Paul Vanden Boeynants préconise, lors de son arrivée au pouvoir en mars 1966, une première année difficile entre toutes. Les observateurs s'accordent alors à penser que le cabinet ne dépassera pas la rentrée d'octobre.

L'habileté du politicien chevronné et sa franchise pour présenter les difficultés, alliées au sens de la décision immédiate, ont joué un grand rôle dans son maintien au pouvoir.

Vanden Boeynants dispose au Parlement d'un autre atout, il est, pour le moment du moins, pratiquement irremplaçable. Non que la coalition soit particulièrement stable. Les libéraux du PLP (Parti de la liberté et du progrès) sont des alliés exigeants. Lors du vote du budget, les ministres libéraux menacent de quitter le gouvernement si le Premier ministre maintient les augmentations d'impôts. Quant aux chrétiens-sociaux, le propre parti de Vanden Boeynants, ils sont plus accoutumés à commander qu'à obéir.

Crise des charbonnages

Aucune majorité de rechange ne peut actuellement assurer la relève. Les socialistes ne sont pas mûrs pour le pouvoir, ni désireux de s'associer à une politique qui ne peut que les conduire à des déboires électoraux. Quant à des élections, aucun parti n'en veut.

La crise des charbonnages (17 entreprises sur les 32 assurent 90 % de la production) impose une réduction de l'extraction, des licenciements (7 000 prévus en 1967) et le versement de subventions (290 millions de francs français en 1966, 3 200 en 1967).

Les pouvoirs spéciaux

La sidérurgie, autre secteur malade, a vu pour la première fois, le 16 mai 1967, les métallos de La Croyère, près de La Louvière, occuper l'usine, menacée de fermeture. Vanden Boeynants, venu sur place, doit s'engager à faciliter le reclassement. La grève sur le tas a duré 17 jours. Après ce demi-succès, l'exemple est suivi, en juin, par les ouvriers des Laminoirs de l'Escaut, à Burcht, près d'Anvers. L'annonce de nouvelles fermetures d'usines, de concentrations et de transferts d'usines en France accentue le malaise social.

Devant la dégradation de la situation économique, le gouvernement obtient, le 23 mars, des pouvoirs spéciaux, qui l'autorisent en particulier à lever des impôts nouveaux. Le Parti de la liberté et du progrès doit s'incliner.

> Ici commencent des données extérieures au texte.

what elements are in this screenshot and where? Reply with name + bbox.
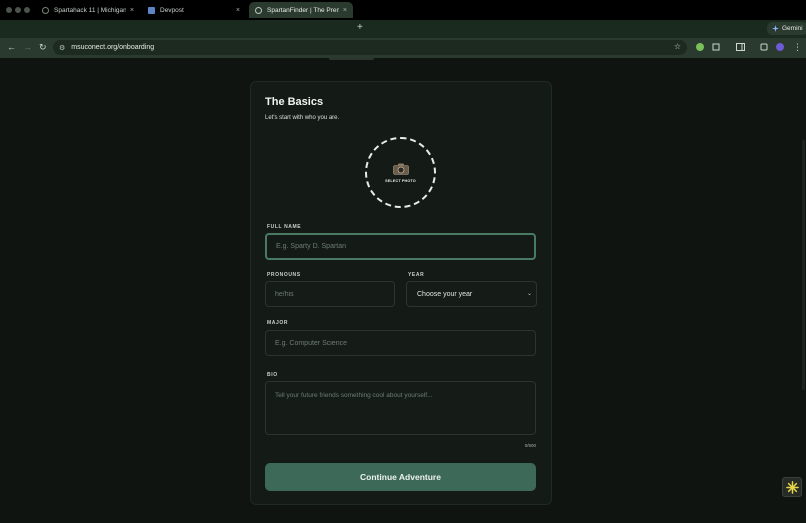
bio-placeholder: Tell your future friends something cool … (275, 392, 433, 399)
tab-spartanfinder[interactable]: SpartanFinder | The Premium × (249, 2, 353, 18)
bio-character-counter: 0/500 (524, 443, 536, 448)
close-icon[interactable]: × (236, 7, 240, 14)
reload-icon[interactable]: ↻ (39, 41, 47, 53)
progress-indicator (329, 58, 374, 60)
window-minimize-dot[interactable] (15, 7, 21, 13)
profile-avatar-icon[interactable] (776, 43, 784, 51)
select-photo-label: SELECT PHOTO (385, 178, 416, 183)
year-label: YEAR (408, 272, 425, 278)
full-name-label: FULL NAME (267, 224, 302, 230)
pronouns-label: PRONOUNS (267, 272, 301, 278)
page-subtitle: Let's start with who you are. (265, 115, 340, 121)
continue-adventure-button[interactable]: Continue Adventure (265, 463, 536, 491)
url-text: msuconect.org/onboarding (71, 44, 155, 51)
window-close-dot[interactable] (6, 7, 12, 13)
kebab-menu-icon[interactable]: ⋮ (793, 41, 802, 53)
assistant-widget-button[interactable] (782, 477, 802, 497)
gemini-label: Gemini (782, 25, 803, 32)
bookmark-star-icon[interactable]: ☆ (674, 42, 681, 51)
camera-icon (392, 163, 409, 175)
gemini-button[interactable]: Gemini (767, 22, 806, 35)
address-bar[interactable]: ⚙ msuconect.org/onboarding ☆ (53, 40, 687, 55)
window-zoom-dot[interactable] (24, 7, 30, 13)
page-title: The Basics (265, 96, 324, 108)
tab-spartahack[interactable]: Spartahack 11 | Michigan Sta × (36, 2, 140, 18)
globe-icon (42, 6, 49, 14)
sparkle-icon (772, 25, 779, 32)
sidepanel-icon[interactable] (736, 43, 745, 51)
site-settings-icon[interactable]: ⚙ (59, 44, 65, 52)
browser-tab-bar (0, 20, 806, 38)
tab-devpost[interactable]: Devpost × (142, 2, 246, 18)
page-scrollbar[interactable] (802, 140, 805, 390)
pronouns-input[interactable] (265, 281, 395, 307)
tab-search-icon[interactable] (760, 43, 768, 51)
tab-title: Devpost (160, 6, 184, 14)
puzzle-icon[interactable] (712, 43, 720, 51)
forward-arrow-icon[interactable]: → (23, 41, 32, 53)
chevron-down-icon: ⌄ (526, 291, 532, 297)
devpost-icon (148, 6, 155, 14)
year-selected-value: Choose your year (417, 290, 473, 298)
full-name-input[interactable] (265, 233, 536, 260)
new-tab-button[interactable]: + (357, 23, 363, 33)
extension-circle-icon[interactable] (696, 43, 704, 51)
major-input[interactable] (265, 330, 536, 356)
bio-textarea[interactable]: Tell your future friends something cool … (265, 381, 536, 435)
back-arrow-icon[interactable]: ← (7, 41, 16, 53)
bio-label: BIO (267, 372, 278, 378)
close-icon[interactable]: × (343, 7, 347, 14)
tab-title: SpartanFinder | The Premium (267, 6, 339, 14)
select-photo-button[interactable]: SELECT PHOTO (365, 137, 436, 208)
major-label: MAJOR (267, 320, 289, 326)
tab-title: Spartahack 11 | Michigan Sta (54, 6, 126, 14)
year-select[interactable]: Choose your year ⌄ (406, 281, 537, 307)
close-icon[interactable]: × (130, 7, 134, 14)
sparkle-burst-icon (785, 480, 799, 494)
globe-icon (255, 6, 262, 14)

Les médecins, par contre, ne posent plus de problèmes urgents au gouvernement. La collaboration avec les organismes mis en place les années précédentes est acceptée par deux des trois fédérations lors du renouvellement des conventions, en octobre 1966.

L'obstacle linguistique

La tension persiste dans la querelle linguistique, mais la virulence de la crise s'atténue. Les grandes manifestations flamandes de l'été 1966, à l'occasion de la fête nationale flamande et du pèlerinage traditionnel de la Tour de l'Yser se déroulent sans heurts, mais dans une atmosphère d'hostilité profonde aux Wallons. Au Parlement, l'appartenance linguistique opère pour la première fois, en juillet 1966, un clivage dans les partis. Les Wallons votent contre les Flamands à propos de l'enseignement supérieur.

Le gouvernement a réglé un difficile problème : la mise en application, reportée à maintes reprises, des lois de 1962 sur l'emploi des deux langues dans l'administration et l'enseignement.

La détente se confirme donc, troublée par quelques manifestations sporadiques dues aux éléments extrémistes et par l'arrêt de la Cour européenne, qui se déclare compétente pour connaître de l'affaire linguistique belge, sur la requête des francophones.

En politique extérieure, tandis que Paul-Henri Spaak se retire de la vie politique, la Belgique s'affirme résolument européenne et très favorable à l'entrée de la Grande-Bretagne dans le Marché commun.

Les dépenses militaires

Position plus nuancée sur l'OTAN, dont la Belgique accueille cette année deux grands organismes, le Conseil atlantique et le SHAPE. Bruxelles souhaite, en particulier, une nette compression des dépenses militaires exigées par l'Organisation. Avec le Congo, la Belgique passe par des phases d'accord et de tension, après le règlement du conflit sur l'Union minière.